新書大賞2021大賞・斎藤幸平先生 講演動画を公開中!

鈴木涼美 心なんてどうせ整わないからせめて言葉を整えてみる(井上ひさし『私家版 日本語文法』を読む)

第14回 若い女の心はそう整うものじゃない(井上ひさし『私家版 日本語文法』)
鈴木涼美
『私家版 日本語文法』(井上ひさし著/新潮文庫)
キャバクラやアダルトビデオなどの「夜職」、新聞記者という「昼職」、両面から社会を見つめた作家・鈴木涼美さんの書評エッセイ。一日一日を生き延びる糧となった作品を紹介していきます。
今回は、戯曲や小説で多くの名作をうみ、2010年に75歳で死去後も、新装版や復刻版の刊行が相次ぐ井上ひさしさんが、日本語をテーマに1981年刊行した作品『私家版 日本語文法』を取り上げます。

「どろどろ」と「もやもや」を辞書に解説してもらう

 歌舞伎町の魅力って何なんですか? と聞かれることがよくあります。数年間歌舞伎町のすぐそばに住んでいたし、働いていたことも、毎晩夜遊びに出掛けていた事もあるので、おそらく私は新宿・歌舞伎町が好きなのでしょう。昼間の殺伐とした雰囲気も嫌いじゃないし、夜になって切羽詰まった空気が充満してくるのも、深夜1時を過ぎてどこか夜にしがみついている人たちが往生際悪く歩いているのも好きです。

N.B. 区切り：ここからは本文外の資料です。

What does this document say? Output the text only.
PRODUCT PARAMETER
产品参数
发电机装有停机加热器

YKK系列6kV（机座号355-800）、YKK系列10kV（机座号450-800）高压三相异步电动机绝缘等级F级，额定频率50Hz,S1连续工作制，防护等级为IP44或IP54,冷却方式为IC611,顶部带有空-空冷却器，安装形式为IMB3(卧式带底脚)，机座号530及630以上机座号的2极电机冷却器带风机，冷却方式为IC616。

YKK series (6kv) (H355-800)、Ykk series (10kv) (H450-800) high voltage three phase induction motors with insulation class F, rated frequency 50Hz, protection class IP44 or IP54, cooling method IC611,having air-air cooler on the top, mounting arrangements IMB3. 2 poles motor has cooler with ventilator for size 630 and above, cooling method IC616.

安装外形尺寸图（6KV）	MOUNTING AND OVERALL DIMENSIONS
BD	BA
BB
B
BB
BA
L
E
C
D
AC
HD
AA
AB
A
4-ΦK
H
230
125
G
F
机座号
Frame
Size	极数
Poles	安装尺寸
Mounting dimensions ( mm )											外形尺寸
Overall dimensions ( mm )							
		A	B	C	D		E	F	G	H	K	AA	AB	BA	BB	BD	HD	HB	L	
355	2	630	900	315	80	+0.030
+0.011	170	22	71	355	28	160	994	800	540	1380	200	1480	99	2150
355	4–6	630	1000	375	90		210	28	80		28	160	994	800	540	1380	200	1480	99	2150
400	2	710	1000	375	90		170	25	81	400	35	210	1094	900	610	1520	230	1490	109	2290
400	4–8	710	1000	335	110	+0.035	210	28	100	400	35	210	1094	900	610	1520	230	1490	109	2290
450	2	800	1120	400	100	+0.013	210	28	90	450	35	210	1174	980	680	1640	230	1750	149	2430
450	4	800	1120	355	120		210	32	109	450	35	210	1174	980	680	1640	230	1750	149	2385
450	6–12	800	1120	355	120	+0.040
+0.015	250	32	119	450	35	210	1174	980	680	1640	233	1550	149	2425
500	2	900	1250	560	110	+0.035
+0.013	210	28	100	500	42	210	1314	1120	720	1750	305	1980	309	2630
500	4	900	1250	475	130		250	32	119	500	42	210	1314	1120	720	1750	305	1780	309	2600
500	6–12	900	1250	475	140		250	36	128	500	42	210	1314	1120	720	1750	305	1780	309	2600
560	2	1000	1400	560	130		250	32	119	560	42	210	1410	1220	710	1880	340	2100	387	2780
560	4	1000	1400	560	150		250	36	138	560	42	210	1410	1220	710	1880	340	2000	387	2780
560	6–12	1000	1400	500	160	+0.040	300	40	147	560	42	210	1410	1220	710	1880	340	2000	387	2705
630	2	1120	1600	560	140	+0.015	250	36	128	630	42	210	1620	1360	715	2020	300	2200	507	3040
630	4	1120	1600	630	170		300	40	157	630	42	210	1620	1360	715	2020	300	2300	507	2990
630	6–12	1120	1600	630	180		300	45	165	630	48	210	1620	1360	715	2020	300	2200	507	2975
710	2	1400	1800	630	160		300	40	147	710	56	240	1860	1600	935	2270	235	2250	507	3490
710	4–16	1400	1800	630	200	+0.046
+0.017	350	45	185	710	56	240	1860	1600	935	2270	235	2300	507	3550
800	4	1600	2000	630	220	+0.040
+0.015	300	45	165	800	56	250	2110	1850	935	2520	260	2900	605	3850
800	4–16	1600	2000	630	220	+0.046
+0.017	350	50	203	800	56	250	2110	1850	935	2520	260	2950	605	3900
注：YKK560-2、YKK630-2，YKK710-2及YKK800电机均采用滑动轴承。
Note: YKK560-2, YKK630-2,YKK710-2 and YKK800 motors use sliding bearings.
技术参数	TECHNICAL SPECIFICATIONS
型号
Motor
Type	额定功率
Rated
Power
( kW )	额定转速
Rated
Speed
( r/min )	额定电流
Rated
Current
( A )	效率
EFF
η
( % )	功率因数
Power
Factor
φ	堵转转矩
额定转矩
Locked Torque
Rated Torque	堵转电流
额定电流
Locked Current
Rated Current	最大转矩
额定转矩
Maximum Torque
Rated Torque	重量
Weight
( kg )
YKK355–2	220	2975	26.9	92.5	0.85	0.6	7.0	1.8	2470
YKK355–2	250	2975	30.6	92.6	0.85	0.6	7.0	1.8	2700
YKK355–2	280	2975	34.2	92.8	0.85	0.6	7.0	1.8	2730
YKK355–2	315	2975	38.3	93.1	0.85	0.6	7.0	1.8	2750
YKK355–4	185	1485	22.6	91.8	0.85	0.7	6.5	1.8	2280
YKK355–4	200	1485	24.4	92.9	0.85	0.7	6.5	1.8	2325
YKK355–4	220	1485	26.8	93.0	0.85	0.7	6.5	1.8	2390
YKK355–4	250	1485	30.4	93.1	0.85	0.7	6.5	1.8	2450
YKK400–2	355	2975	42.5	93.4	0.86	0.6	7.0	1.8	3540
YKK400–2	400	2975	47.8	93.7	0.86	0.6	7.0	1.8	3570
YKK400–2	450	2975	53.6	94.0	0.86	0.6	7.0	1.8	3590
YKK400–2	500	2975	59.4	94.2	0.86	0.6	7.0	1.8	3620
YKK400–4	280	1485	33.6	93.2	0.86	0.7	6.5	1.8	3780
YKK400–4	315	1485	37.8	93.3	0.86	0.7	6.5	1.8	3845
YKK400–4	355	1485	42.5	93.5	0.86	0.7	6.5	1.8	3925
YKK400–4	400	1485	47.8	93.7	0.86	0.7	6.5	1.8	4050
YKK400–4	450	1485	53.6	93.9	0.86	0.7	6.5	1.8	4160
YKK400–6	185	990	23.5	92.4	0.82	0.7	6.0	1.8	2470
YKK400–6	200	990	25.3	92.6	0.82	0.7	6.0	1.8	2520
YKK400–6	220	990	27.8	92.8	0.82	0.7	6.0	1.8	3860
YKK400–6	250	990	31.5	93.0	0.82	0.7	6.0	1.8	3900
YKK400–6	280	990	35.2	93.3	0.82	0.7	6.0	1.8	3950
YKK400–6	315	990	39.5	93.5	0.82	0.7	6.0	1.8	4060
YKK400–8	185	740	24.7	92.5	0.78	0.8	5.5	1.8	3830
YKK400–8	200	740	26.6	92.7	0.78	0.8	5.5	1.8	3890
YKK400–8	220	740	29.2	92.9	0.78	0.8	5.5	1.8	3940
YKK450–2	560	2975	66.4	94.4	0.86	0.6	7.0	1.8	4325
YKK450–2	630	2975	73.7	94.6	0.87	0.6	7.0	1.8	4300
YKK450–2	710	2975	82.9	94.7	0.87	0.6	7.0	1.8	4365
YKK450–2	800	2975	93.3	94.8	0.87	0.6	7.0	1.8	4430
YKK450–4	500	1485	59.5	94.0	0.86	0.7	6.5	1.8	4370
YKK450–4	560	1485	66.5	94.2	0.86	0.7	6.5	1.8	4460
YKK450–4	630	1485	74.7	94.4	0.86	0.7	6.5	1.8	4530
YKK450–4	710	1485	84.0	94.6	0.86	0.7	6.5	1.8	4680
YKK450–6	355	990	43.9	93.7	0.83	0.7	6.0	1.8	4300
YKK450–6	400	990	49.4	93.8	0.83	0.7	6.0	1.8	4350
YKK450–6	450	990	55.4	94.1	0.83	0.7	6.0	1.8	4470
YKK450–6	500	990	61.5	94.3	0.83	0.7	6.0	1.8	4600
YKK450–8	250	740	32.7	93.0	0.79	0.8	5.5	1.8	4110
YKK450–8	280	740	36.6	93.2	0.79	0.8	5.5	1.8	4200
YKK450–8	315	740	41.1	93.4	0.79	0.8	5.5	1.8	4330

 毎晩パーティーのようなお祭り騒ぎが繰り広げられるという意味では六本木や渋谷や浅草にも似たような性格があるのでしょうが、そこに一抹のどろどろした空気が混ざっているのが魅力ではないでしょうか、と答えていたのですが、この「どろどろした空気」というのはいまいち正確な言語化をサボっているような気がする。かといって、「どろどろ」の一言でいとも簡単に伝わってしまうニュアンスを解体し、文章で表すのはそんなに楽な作業ではありません。

 ちなみに手元にある新明解国語辞典第七版で「どろどろ」を引くと「【1】堅い物がやわらかくなって不透明な液状になること(様子)。【2】各種の要素が混在して、不明朗かつにわかに分析を許さないこと(様子)」と解説されます。歌舞伎町のどろどろした様子はなるほど確かに不透明な液状のようでもあり、にわかに分析を許さない様子であり、嫉妬や愛や享楽や絶望など各種の要素が混在してもいる気がします。堅い物がやわらかくなるというより、ふにゃふにゃしたものが一回堅くそびえたって、一定の作業の後に再び柔らかくなるような気もしますが、当たり前に使っている副詞を解体してみると、言葉にならないと思っていた気持ちは存外、辞書や専門書の類がとっくに言語化してくれていたりするというのはよくあることです。

 同じような擬態語で最近非常によく散見する「もやもや」というものがあります。SNSなどでは得意の略語化、動詞化で「もやる」なんて書かれているものもありますが、「首相の記者会見を見ていたけどなんかもやもや」「昨日パワハラ上司と和解の話し合いはしたけどまだもやる」など、基本的には何かしらネガティブな印象と共に、はっきりとした批判の一歩手前で発せられることが多い。とにかく若い世代を中心にみんなもやもやとしているようですが、こちらを同辞書で調べると「【1】もやが立ちこめているようで実体がはっきり分からない様子。【2】解決したり明らかになったりしないため、不安・不満などが無くならない様子。」とあります。そう解説されてみると、その言葉の奥にあった自分の期待や理解したいという思いを改めて発見することになるし、己の不安や不満の所在がはっきりすることもあります。自分が自然と発した言葉に何が込められているかを辿るのは結構楽しいのです。